Um dos primeiro estudos acerca desse tema, o livro “A interpretação dos Sonhos” foi publicado por Freud em 1900; Jung entrou em contato com o livro e a partir do encantamento provocado pela leitura inicia sua correspondência com Freud, em 1906. No ano seguinte, 1907, em um primeiro encontro conversam durante 13 horas ininterruptas, tal o fascínio que os uniu. A relação entre os dois, iniciada a partir deste momento, é aprofundada através de uma intensa correspondência na qual eles se aproximam teórica e pessoalmente e se encerra em 1912 quando Jung publica sua obra então chamada “Metamorfoses e Símbolos da Libido”.
Sonhos: aberturas para o inconsciente
Para Jung, os sonhos são sim “aberturas” para o inconsciente, mas, diz ele: “Para mim, os sonhos são natureza, e não encerram a menor intenção de enganar; dizem o que podem dizer e tão bem quanto o podem” MSR, pg. 226. Ainda de acordo com Jung “O grande mérito de Freud foi o de ter aberto uma pista para a pesquisa e a interpretação do sonho. Ele reconheceu, antes de tudo, que não podemos empreender nenhuma interpretação sem a colaboração do próprio sonhador”. (OC, Vol VIII, par. 539)
Para Ribeiro, os sonhos podem se revelar a mais importante via de acesso ao inconsciente humano e ao potencial criativo da mente. Ao se negar a explorar essa via, a humanidade moderna está deixando de lado uma fonte quase inesgotável de possibilidades para enfrentar os novos desafios, aparentemente insolúveis, que surgiram nos últimos séculos. Reaprender a interpretar os sonhos com as ferramentas científicas seria quase questão de sobrevivência.

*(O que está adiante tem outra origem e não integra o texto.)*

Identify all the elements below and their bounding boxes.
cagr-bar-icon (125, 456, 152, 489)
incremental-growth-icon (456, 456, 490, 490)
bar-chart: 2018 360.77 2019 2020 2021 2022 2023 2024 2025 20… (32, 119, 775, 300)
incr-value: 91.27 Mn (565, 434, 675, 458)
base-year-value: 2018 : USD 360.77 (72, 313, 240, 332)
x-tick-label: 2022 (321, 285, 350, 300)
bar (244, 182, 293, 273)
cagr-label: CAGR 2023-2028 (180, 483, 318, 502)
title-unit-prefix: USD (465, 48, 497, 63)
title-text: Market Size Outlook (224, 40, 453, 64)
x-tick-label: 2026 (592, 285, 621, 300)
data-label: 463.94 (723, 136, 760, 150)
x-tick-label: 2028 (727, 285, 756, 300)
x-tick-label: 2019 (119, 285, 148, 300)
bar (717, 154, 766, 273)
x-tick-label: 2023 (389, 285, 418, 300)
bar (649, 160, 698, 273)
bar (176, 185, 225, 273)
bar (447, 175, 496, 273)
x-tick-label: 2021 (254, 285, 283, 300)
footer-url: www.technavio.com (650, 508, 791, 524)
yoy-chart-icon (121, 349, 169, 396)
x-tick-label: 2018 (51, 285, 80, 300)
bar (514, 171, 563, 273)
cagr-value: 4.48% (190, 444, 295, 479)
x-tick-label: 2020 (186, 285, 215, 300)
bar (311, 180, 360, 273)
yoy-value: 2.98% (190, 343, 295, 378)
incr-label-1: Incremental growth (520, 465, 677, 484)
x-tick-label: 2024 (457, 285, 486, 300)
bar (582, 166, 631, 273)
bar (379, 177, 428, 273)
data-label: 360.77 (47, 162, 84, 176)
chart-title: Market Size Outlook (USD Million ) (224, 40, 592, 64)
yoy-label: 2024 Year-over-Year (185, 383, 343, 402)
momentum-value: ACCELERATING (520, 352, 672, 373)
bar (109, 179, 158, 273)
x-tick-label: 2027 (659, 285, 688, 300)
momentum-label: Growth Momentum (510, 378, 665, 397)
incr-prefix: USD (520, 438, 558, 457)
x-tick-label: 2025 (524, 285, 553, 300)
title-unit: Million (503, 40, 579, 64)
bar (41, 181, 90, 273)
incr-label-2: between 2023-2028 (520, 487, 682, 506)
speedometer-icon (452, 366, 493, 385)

Desde os primórdios da humanidade os sonhos têm sido vistos como espécie de oráculos (como nomeia Ribeiro em seu livro). Como todo oráculo, ele não é direto, não diz o que deve ou não ser feito, há que se ter o trabalho de procurar entendê-lo, de utilizar os conteúdos por ele trazidos à consciência para ampliar nosso campo vivencial.
“Sonhários”
Sonhos têm sido utilizados por nós, analistas, como material básico de trabalho. Pedimos a nossos pacientes que anotem seus sonhos, fazendo uma espécie de diário deles, ou sonhários. Juntos, em nossas sessões, os analisamos, amplificamos, procurando compreender o que podem estar dizendo a respeito do processo da pessoa em questão.
Um caminho para interpretar os sonhos
Sonhos poderão funcionar como guias sim, mas, de forma mais ampla, desde que possamos sempre nos perguntar qual o sentido deste sonho, neste momento de vida, neste contexto específico. A elaboração e o trabalho com material onírico é sempre, de forma especial em um contexto terapêutico, relação da consciência com o material que surge do inconsciente e que não é nem bom nem ruim. Apenas é, e há que ser reconhecido desta forma sempre.
O livro de Ribeiro é muito importante, na medida em que traz novamente à consciência coletiva, um material que sempre esteve acessível, mas que para muitos permanecia esquecido e até subvalorizado. E mais ainda, na medida em que contextualiza e mostra de forma acessível, sua neurofisiologia.